Am 11. Dezember 2009 hat das eidgenössische Parlament mit einer Änderung der Gewässerschutzgesetzgebung (GSchG) einen Gegenvorschlag zur Volksinitiative „Lebendiges Wasser“ beschlossen. Die Bundesverwaltung hat danach auf Verordnungsstufe die neuen gesetzlichen Bestimmungen konkretisiert, dabei jedoch wesentliche Parlamentsentscheide unhaltbar verstärkt. Per 1. Juni 2011 hat der Bundesrat die Gewässerschutzverordnung (GSchV) in Kraft gesetzt. Diese legt unter anderem Mindestbreiten und die zugelassene Nutzung und Bewirtschaftung für den neu ausgeschiedenen Gewässerraum fest. Die Verordnung zur neuen Gewässerschutzgesetzgebung bringt in der Umsetzung grosse Probleme für die Kantone und die direkt Betroffenen (Landwirtschaft, Gemeinden, Meliorationen, Grundeigentümer usw.). So haben denn auch schon mehrere Kantone Standesinitiativen, welche eine Anpassung in der Umsetzung der Gewässerschutzgesetzgebung fordern, beschlossen, und auch auf nationaler Ebene wurden durch die UREK des Nationalrates sowie durch einzelne Mitglieder des Nationalrats Motionen mit entsprechenden Begehren eingereicht.

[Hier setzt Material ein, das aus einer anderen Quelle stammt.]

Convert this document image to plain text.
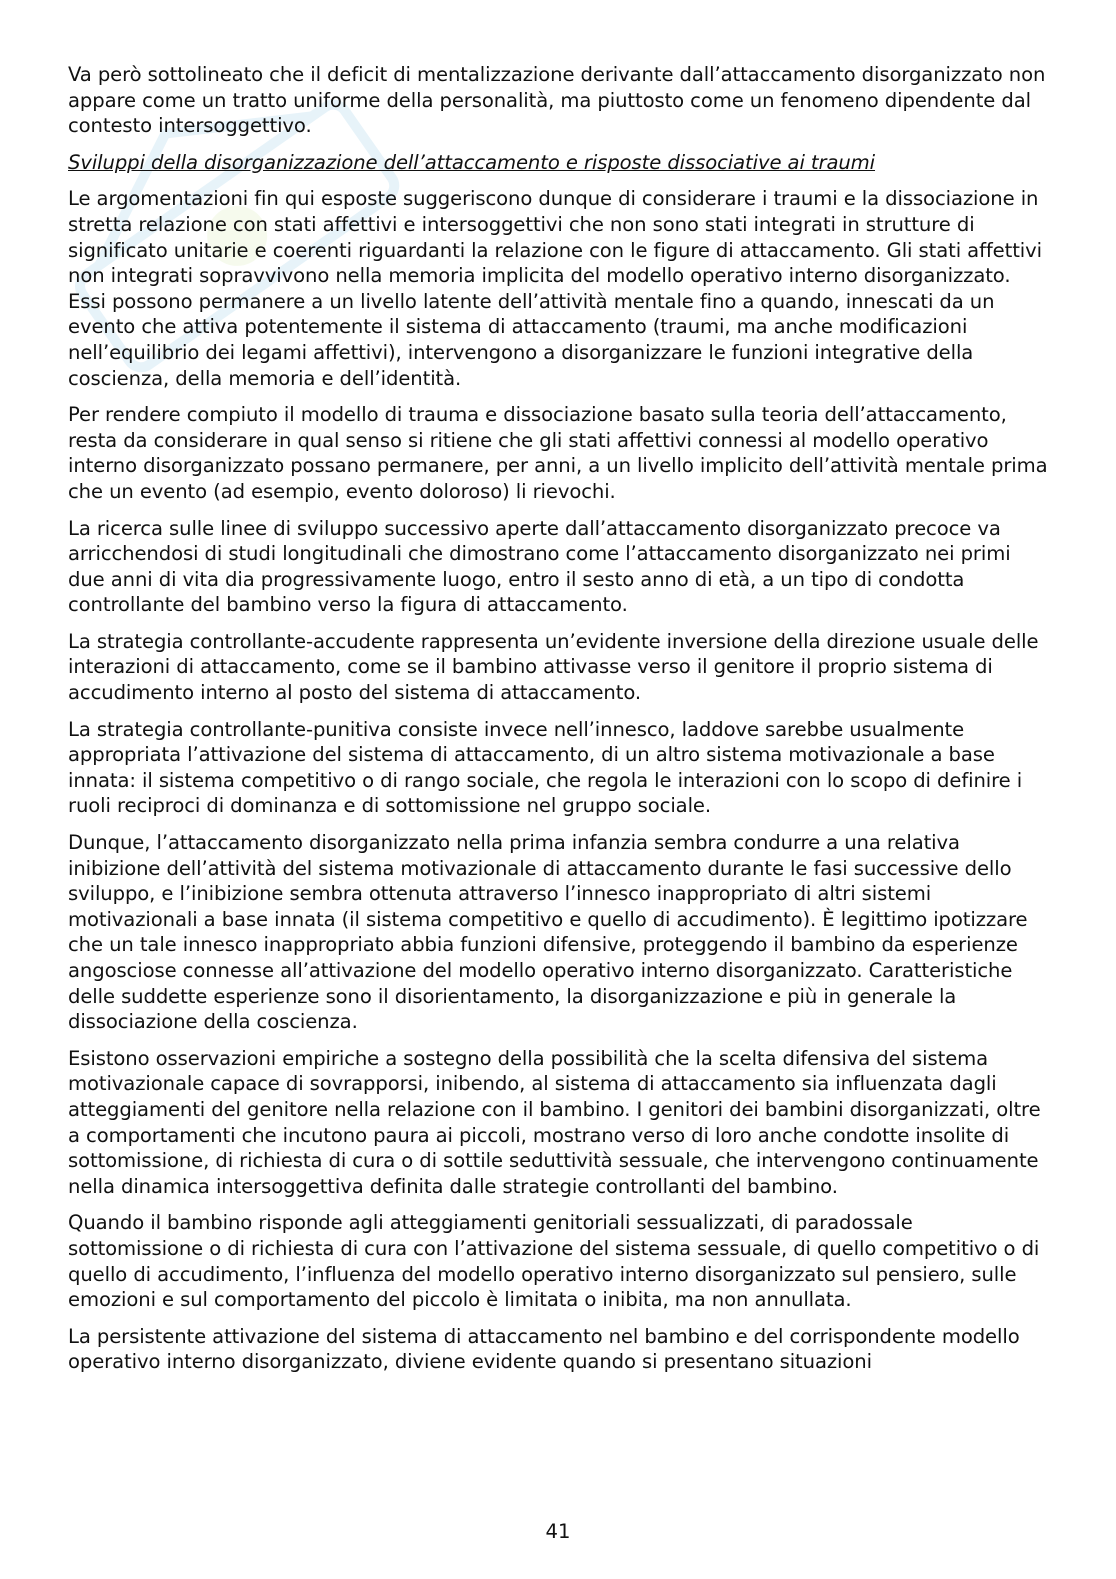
Va però sottolineato che il deficit di mentalizzazione derivante dall’attaccamento disorganizzato non appare come un tratto uniforme della personalità, ma piuttosto come un fenomeno dipendente dal contesto intersoggettivo.

Sviluppi della disorganizzazione dell’attaccamento e risposte dissociative ai traumi

Le argomentazioni fin qui esposte suggeriscono dunque di considerare i traumi e la dissociazione in stretta relazione con stati affettivi e intersoggettivi che non sono stati integrati in strutture di significato unitarie e coerenti riguardanti la relazione con le figure di attaccamento. Gli stati affettivi non integrati sopravvivono nella memoria implicita del modello operativo interno disorganizzato. Essi possono permanere a un livello latente dell’attività mentale fino a quando, innescati da un evento che attiva potentemente il sistema di attaccamento (traumi, ma anche modificazioni nell’equilibrio dei legami affettivi), intervengono a disorganizzare le funzioni integrative della coscienza, della memoria e dell’identità.

Per rendere compiuto il modello di trauma e dissociazione basato sulla teoria dell’attaccamento, resta da considerare in qual senso si ritiene che gli stati affettivi connessi al modello operativo interno disorganizzato possano permanere, per anni, a un livello implicito dell’attività mentale prima che un evento (ad esempio, evento doloroso) li rievochi.

La ricerca sulle linee di sviluppo successivo aperte dall’attaccamento disorganizzato precoce va arricchendosi di studi longitudinali che dimostrano come l’attaccamento disorganizzato nei primi due anni di vita dia progressivamente luogo, entro il sesto anno di età, a un tipo di condotta controllante del bambino verso la figura di attaccamento.

La strategia controllante-accudente rappresenta un’evidente inversione della direzione usuale delle interazioni di attaccamento, come se il bambino attivasse verso il genitore il proprio sistema di accudimento interno al posto del sistema di attaccamento.

La strategia controllante-punitiva consiste invece nell’innesco, laddove sarebbe usualmente appropriata l’attivazione del sistema di attaccamento, di un altro sistema motivazionale a base innata: il sistema competitivo o di rango sociale, che regola le interazioni con lo scopo di definire i ruoli reciproci di dominanza e di sottomissione nel gruppo sociale.

Dunque, l’attaccamento disorganizzato nella prima infanzia sembra condurre a una relativa inibizione dell’attività del sistema motivazionale di attaccamento durante le fasi successive dello sviluppo, e l’inibizione sembra ottenuta attraverso l’innesco inappropriato di altri sistemi motivazionali a base innata (il sistema competitivo e quello di accudimento). È legittimo ipotizzare che un tale innesco inappropriato abbia funzioni difensive, proteggendo il bambino da esperienze angosciose connesse all’attivazione del modello operativo interno disorganizzato. Caratteristiche delle suddette esperienze sono il disorientamento, la disorganizzazione e più in generale la dissociazione della coscienza.

Esistono osservazioni empiriche a sostegno della possibilità che la scelta difensiva del sistema motivazionale capace di sovrapporsi, inibendo, al sistema di attaccamento sia influenzata dagli atteggiamenti del genitore nella relazione con il bambino. I genitori dei bambini disorganizzati, oltre a comportamenti che incutono paura ai piccoli, mostrano verso di loro anche condotte insolite di sottomissione, di richiesta di cura o di sottile seduttività sessuale, che intervengono continuamente nella dinamica intersoggettiva definita dalle strategie controllanti del bambino.

Quando il bambino risponde agli atteggiamenti genitoriali sessualizzati, di paradossale sottomissione o di richiesta di cura con l’attivazione del sistema sessuale, di quello competitivo o di quello di accudimento, l’influenza del modello operativo interno disorganizzato sul pensiero, sulle emozioni e sul comportamento del piccolo è limitata o inibita, ma non annullata.

La persistente attivazione del sistema di attaccamento nel bambino e del corrispondente modello operativo interno disorganizzato, diviene evidente quando si presentano situazioni

41
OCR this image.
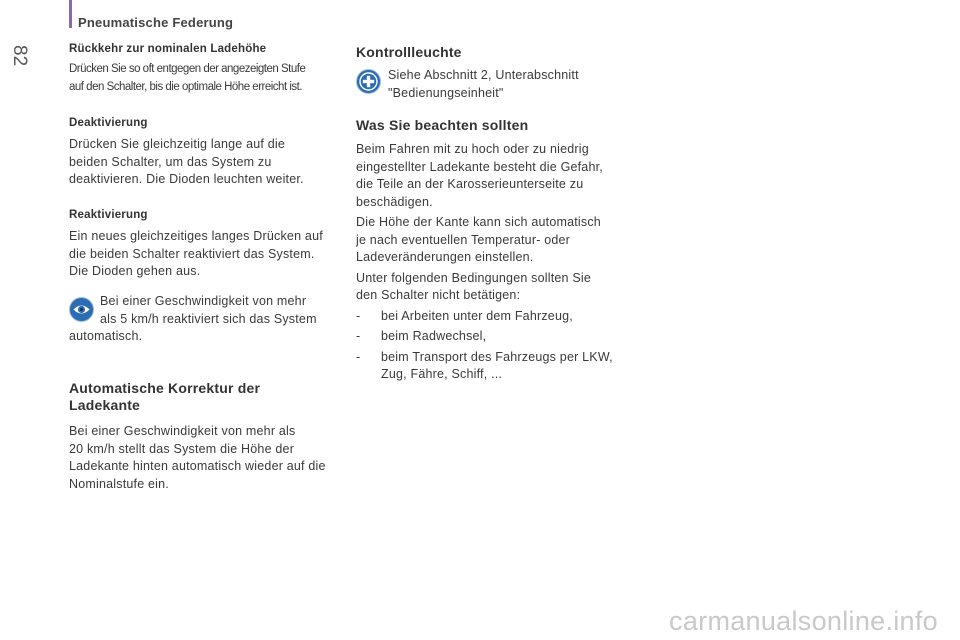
Pneumatische Federung
82	Rückkehr zur nominalen Ladehöhe

Drücken Sie so oft entgegen der angezeigten Stufe
auf den Schalter, bis die optimale Höhe erreicht ist.

Deaktivierung

Drücken Sie gleichzeitig lange auf die
beiden Schalter, um das System zu
deaktivieren. Die Dioden leuchten weiter.

Reaktivierung

Ein neues gleichzeitiges langes Drücken auf
die beiden Schalter reaktiviert das System.
Die Dioden gehen aus.

Bei einer Geschwindigkeit von mehr
als 5 km/h reaktiviert sich das System
automatisch.

Automatische Korrektur der
Ladekante

Bei einer Geschwindigkeit von mehr als
20 km/h stellt das System die Höhe der
Ladekante hinten automatisch wieder auf die
Nominalstufe ein.

Kontrollleuchte

Siehe Abschnitt 2, Unterabschnitt
"Bedienungseinheit"

Was Sie beachten sollten

Beim Fahren mit zu hoch oder zu niedrig
eingestellter Ladekante besteht die Gefahr,
die Teile an der Karosserieunterseite zu
beschädigen.

Die Höhe der Kante kann sich automatisch
je nach eventuellen Temperatur- oder
Ladeveränderungen einstellen.

Unter folgenden Bedingungen sollten Sie
den Schalter nicht betätigen:

- bei Arbeiten unter dem Fahrzeug,

- beim Radwechsel,

- beim Transport des Fahrzeugs per LKW,
Zug, Fähre, Schiff, ...

carmanualsonline.info
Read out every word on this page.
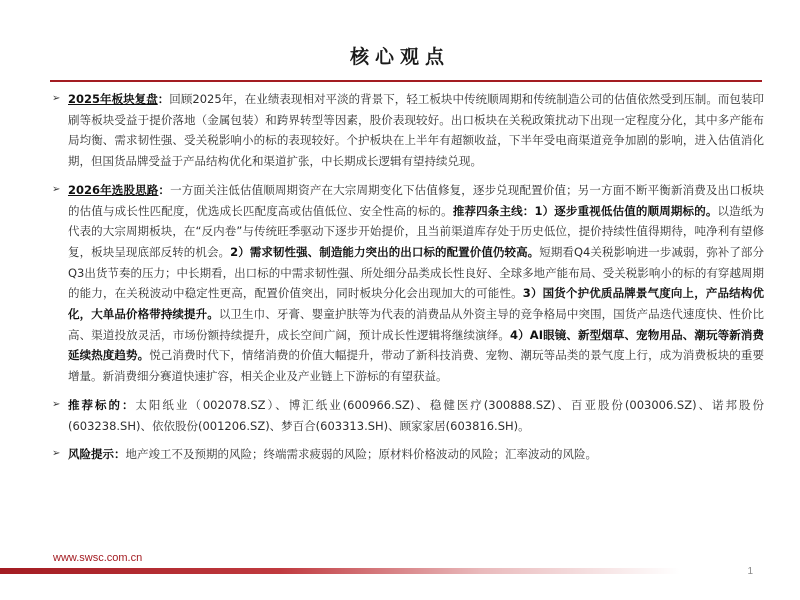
核心观点
➢ 2025年板块复盘：回顾2025年，在业绩表现相对平淡的背景下，轻工板块中传统顺周期和传统制造公司的估值依然受到压制。而包装印刷等板块受益于提价落地（金属包装）和跨界转型等因素，股价表现较好。出口板块在关税政策扰动下出现一定程度分化，其中多产能布局均衡、需求韧性强、受关税影响小的标的表现较好。个护板块在上半年有超额收益，下半年受电商渠道竞争加剧的影响，进入估值消化期，但国货品牌受益于产品结构优化和渠道扩张，中长期成长逻辑有望持续兑现。
➢ 2026年选股思路：一方面关注低估值顺周期资产在大宗周期变化下估值修复，逐步兑现配置价值；另一方面不断平衡新消费及出口板块的估值与成长性匹配度，优选成长匹配度高或估值低位、安全性高的标的。推荐四条主线：1）逐步重视低估值的顺周期标的。以造纸为代表的大宗周期板块，在“反内卷”与传统旺季驱动下逐步开始提价，且当前渠道库存处于历史低位，提价持续性值得期待，吨净利有望修复，板块呈现底部反转的机会。2）需求韧性强、制造能力突出的出口标的配置价值仍较高。短期看Q4关税影响进一步减弱，弥补了部分Q3出货节奏的压力；中长期看，出口标的中需求韧性强、所处细分品类成长性良好、全球多地产能布局、受关税影响小的标的有穿越周期的能力，在关税波动中稳定性更高，配置价值突出，同时板块分化会出现加大的可能性。3）国货个护优质品牌景气度向上，产品结构优化，大单品价格带持续提升。以卫生巾、牙膏、婴童护肤等为代表的消费品从外资主导的竞争格局中突围，国货产品迭代速度快、性价比高、渠道投放灵活，市场份额持续提升，成长空间广阔，预计成长性逻辑将继续演绎。4）AI眼镜、新型烟草、宠物用品、潮玩等新消费延续热度趋势。悦己消费时代下，情绪消费的价值大幅提升，带动了新科技消费、宠物、潮玩等品类的景气度上行，成为消费板块的重要增量。新消费细分赛道快速扩容，相关企业及产业链上下游标的有望获益。
➢ 推荐标的：太阳纸业（002078.SZ）、博汇纸业(600966.SZ)、稳健医疗(300888.SZ)、百亚股份(003006.SZ)、诺邦股份(603238.SH)、依依股份(001206.SZ)、梦百合(603313.SH)、顾家家居(603816.SH)。
➢ 风险提示：地产竣工不及预期的风险；终端需求疲弱的风险；原材料价格波动的风险；汇率波动的风险。
www.swsc.com.cn
1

Neben dem Verlust an landwirtschaftlichem Kulturland durch umgesetzte Revitalisierungen hat insbesondere auch die Ausscheidung der extensiv zu nutzenden Gewässerräume einschneidende Auswirkungen auf das Landwirtschaftsland wie auch auf die überbauten Flächen. Der Bundesrat hat die in Art. 36a Abs. 3 GSchG, festgelegte extensive Bewirtschaftung des Gewässerraums an die Anforderungen gemäss der Direktzahlungsverordnung vom 7. Dezember 1998 (SR 910.13, DZV) gekoppelt. Damit wird der früheste Schnittzeitpunkt vorgegeben. Je nach Bewirtschaftung des Gewässerraums entstehen daraus auch Einschränkungen in der Beweidung. Deshalb hat die Konferenz der kantonalen Landwirtschaftsdirektoren (LDK) in der Anhörung zur Revision der GSchV ausdrücklich die Haltung vertreten, dass die in der Direktzahlungsverordnung vorgeschriebenen Pufferstreifen mit entsprechendem Düngeverbot vollständig ausreichen, um den Belangen des Gewässerschutzes ausreichend Rechnung zu tragen. Die Festlegung des frühesten Schnittzeitpunkts und Einschränkungen in der Beweidung bewirken keine Verbesserung im Gewässerschutz.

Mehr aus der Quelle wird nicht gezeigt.